For the foregoing reasons, the Court finds that it lacks subject matter jurisdiction to address and resolve the underlying merits of Plaintiff’s Complaint. The Court is thus obligated to abstain from adjudicating Plaintiff’s request for invalidation of BAC’s lien and expungement of BAC’s Proof of Claim. Accordingly, BAC’s Motion to Dismiss will be granted without prejudice. BAC is directed to submit a form of order.

NOTICE OF JUDGMENT OR ORDER Pursuant to Fed.R.Bankr.P. 9022
Please be advised that on July 21, 2011, the court entered the following judgment or order on the court’s docket in the above-captioned case:

Document Number: 13 — 4

Opinion (related document:[4] Motion to Dismiss Adversary Proceeding filed by Defendant BAC HOME LOAN SERVICING, LP FKA COUNTRYWIDE HOME LOANS). The following parties were served: Plaintiff, Plaintiff’s Attorney, Defendant and Defendant’s Attorney. Signed on 7/21/2011. (wir)
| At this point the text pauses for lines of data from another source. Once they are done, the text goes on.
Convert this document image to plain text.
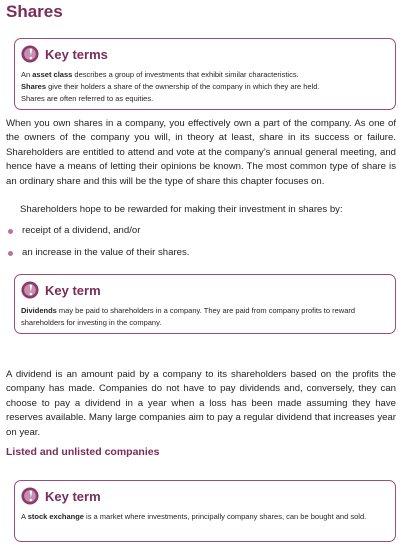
Shares
Key terms
An asset class describes a group of investments that exhibit similar characteristics.
Shares give their holders a share of the ownership of the company in which they are held.
Shares are often referred to as equities.

When you own shares in a company, you effectively own a part of the company. As one of the owners of the company you will, in theory at least, share in its success or failure. Shareholders are entitled to attend and vote at the company’s annual general meeting, and hence have a means of letting their opinions be known. The most common type of share is an ordinary share and this will be the type of share this chapter focuses on.

Shareholders hope to be rewarded for making their investment in shares by:

receipt of a dividend, and/or
an increase in the value of their shares.
Key term
Dividends may be paid to shareholders in a company. They are paid from company profits to reward shareholders for investing in the company.

A dividend is an amount paid by a company to its shareholders based on the profits the company has made. Companies do not have to pay dividends and, conversely, they can choose to pay a dividend in a year when a loss has been made assuming they have reserves available. Many large companies aim to pay a regular dividend that increases year on year.

Listed and unlisted companies
Key term
A stock exchange is a market where investments, principally company shares, can be bought and sold.
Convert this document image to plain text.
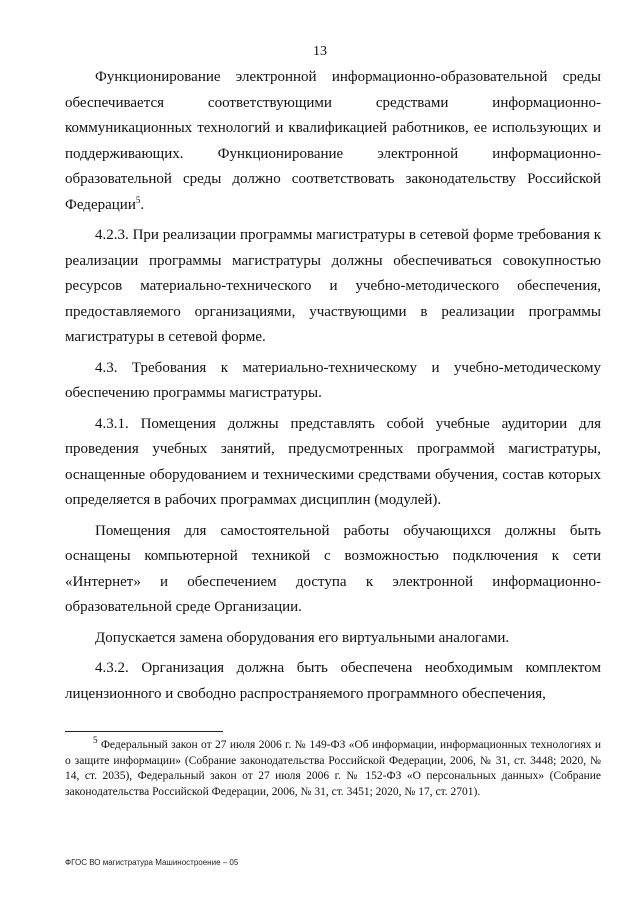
13

Функционирование электронной информационно-образовательной среды обеспечивается соответствующими средствами информационно-коммуникационных технологий и квалификацией работников, ее использующих и поддерживающих. Функционирование электронной информационно-образовательной среды должно соответствовать законодательству Российской Федерации$^5$.

4.2.3. При реализации программы магистратуры в сетевой форме требования к реализации программы магистратуры должны обеспечиваться совокупностью ресурсов материально-технического и учебно-методического обеспечения, предоставляемого организациями, участвующими в реализации программы магистратуры в сетевой форме.

4.3. Требования к материально-техническому и учебно-методическому обеспечению программы магистратуры.

4.3.1. Помещения должны представлять собой учебные аудитории для проведения учебных занятий, предусмотренных программой магистратуры, оснащенные оборудованием и техническими средствами обучения, состав которых определяется в рабочих программах дисциплин (модулей).

Помещения для самостоятельной работы обучающихся должны быть оснащены компьютерной техникой с возможностью подключения к сети «Интернет» и обеспечением доступа к электронной информационно-образовательной среде Организации.

Допускается замена оборудования его виртуальными аналогами.

4.3.2. Организация должна быть обеспечена необходимым комплектом лицензионного и свободно распространяемого программного обеспечения,

$^5$ Федеральный закон от 27 июля 2006 г. № 149-ФЗ «Об информации, информационных технологиях и о защите информации» (Собрание законодательства Российской Федерации, 2006, № 31, ст. 3448; 2020, № 14, ст. 2035), Федеральный закон от 27 июля 2006 г. № 152-ФЗ «О персональных данных» (Собрание законодательства Российской Федерации, 2006, № 31, ст. 3451; 2020, № 17, ст. 2701).

ФГОС ВО магистратура Машиностроение – 05
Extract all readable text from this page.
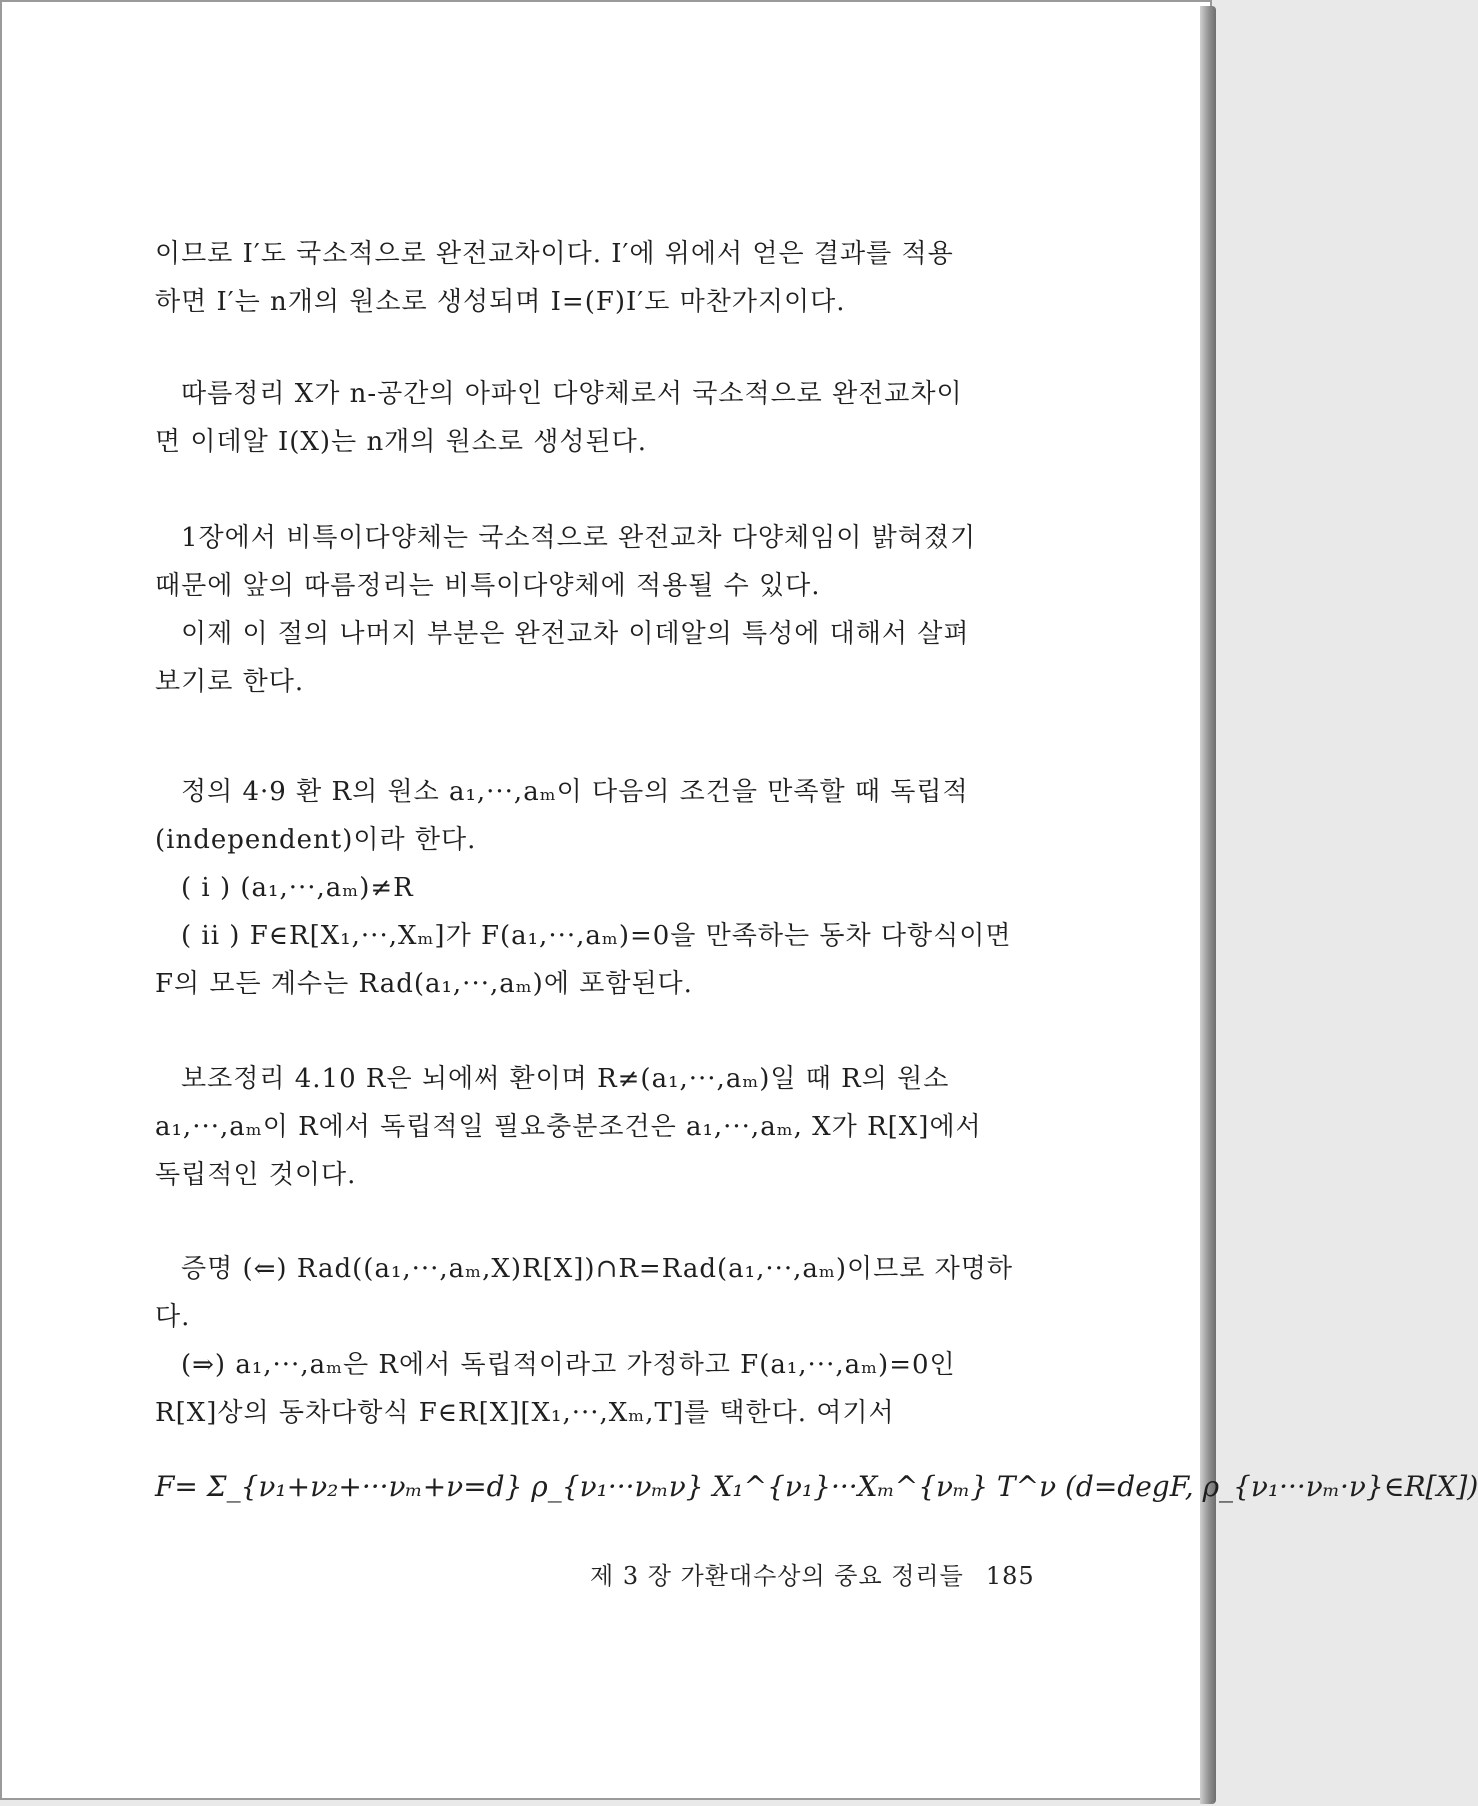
이므로 I′도 국소적으로 완전교차이다. I′에 위에서 얻은 결과를 적용
하면 I′는 n개의 원소로 생성되며 I=(F)I′도 마찬가지이다.
따름정리 X가 n-공간의 아파인 다양체로서 국소적으로 완전교차이
면 이데알 I(X)는 n개의 원소로 생성된다.
1장에서 비특이다양체는 국소적으로 완전교차 다양체임이 밝혀졌기
때문에 앞의 따름정리는 비특이다양체에 적용될 수 있다.
이제 이 절의 나머지 부분은 완전교차 이데알의 특성에 대해서 살펴
보기로 한다.
정의 4·9 환 R의 원소 a₁,···,aₘ이 다음의 조건을 만족할 때 독립적
(independent)이라 한다.
( i ) (a₁,···,aₘ)≠R
( ii ) F∈R[X₁,···,Xₘ]가 F(a₁,···,aₘ)=0을 만족하는 동차 다항식이면
F의 모든 계수는 Rad(a₁,···,aₘ)에 포함된다.
보조정리 4.10 R은 뇌에써 환이며 R≠(a₁,···,aₘ)일 때 R의 원소
a₁,···,aₘ이 R에서 독립적일 필요충분조건은 a₁,···,aₘ, X가 R[X]에서
독립적인 것이다.
증명 (⇐) Rad((a₁,···,aₘ,X)R[X])∩R=Rad(a₁,···,aₘ)이므로 자명하
다.
(⇒) a₁,···,aₘ은 R에서 독립적이라고 가정하고 F(a₁,···,aₘ)=0인
R[X]상의 동차다항식 F∈R[X][X₁,···,Xₘ,T]를 택한다. 여기서
F= Σ_{ν₁+ν₂+···νₘ+ν=d} ρ_{ν₁···νₘν} X₁^{ν₁}···Xₘ^{νₘ} T^ν (d=degF, ρ_{ν₁···νₘ·ν}∈R[X])
제 3 장 가환대수상의 중요 정리들 185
Parties may review the order by accessing it through PACER or the court’s electronic case filing system (CM/ECF). Public terminals for viewing are also available at the courthouse in each vicinage.

[1] To the extent that any of the findings of fact might constitute conclusions of law, they are adopted as such. Conversely, to the extent that any conclusion of law constitutes finding of fact, they are adopted as such.
[2] Judge Accurso’s Order granting summary judgment in favor of BAC specifically states: “[BAC] has demonstrated [a] prima facie case for foreclosure. No opposition filed. Court has reviewed Answer filed on behalf of [Debtor]. Answer does not deny allegations of the Complaint but merely leaves Plaintiff to its proofs. Summary judgment entered. See R. 4:64-1.”
[3] Fed R. Bankr. P. 7012(b) incorporates Fed.R.Civ.P 12(b)-(h).
[4] 28 U.S.C. § 1257(a) provides:

Final judgments or decrees rendered by the highest court of a State in which a decision could be had, may be reviewed by the Supreme Court by writ of certiorari where the validity of a treaty or statute of the United States is drawn in question or where the validity of a statute of any State is drawn in question on the ground of its being repugnant to the Constitution, treaties, or laws of the United States, or where any title, right, privilege, or immunity is specially set up or claimed under the Constitution or the treaties or statutes of, or any commission held or authority exercised under, the United States.

[5] Defendant’s Motion additionally seeks dismissal pursuant to Fed.R.Civ.P. 12(b)(6). However, as explained above, this Court must have subject matter jurisdiction before addressing and resolving the merits of the Motion to Dismiss. As the Court has determined that it lacks subject matter jurisdiction, it need not undertake a 12(b)(6) analysis.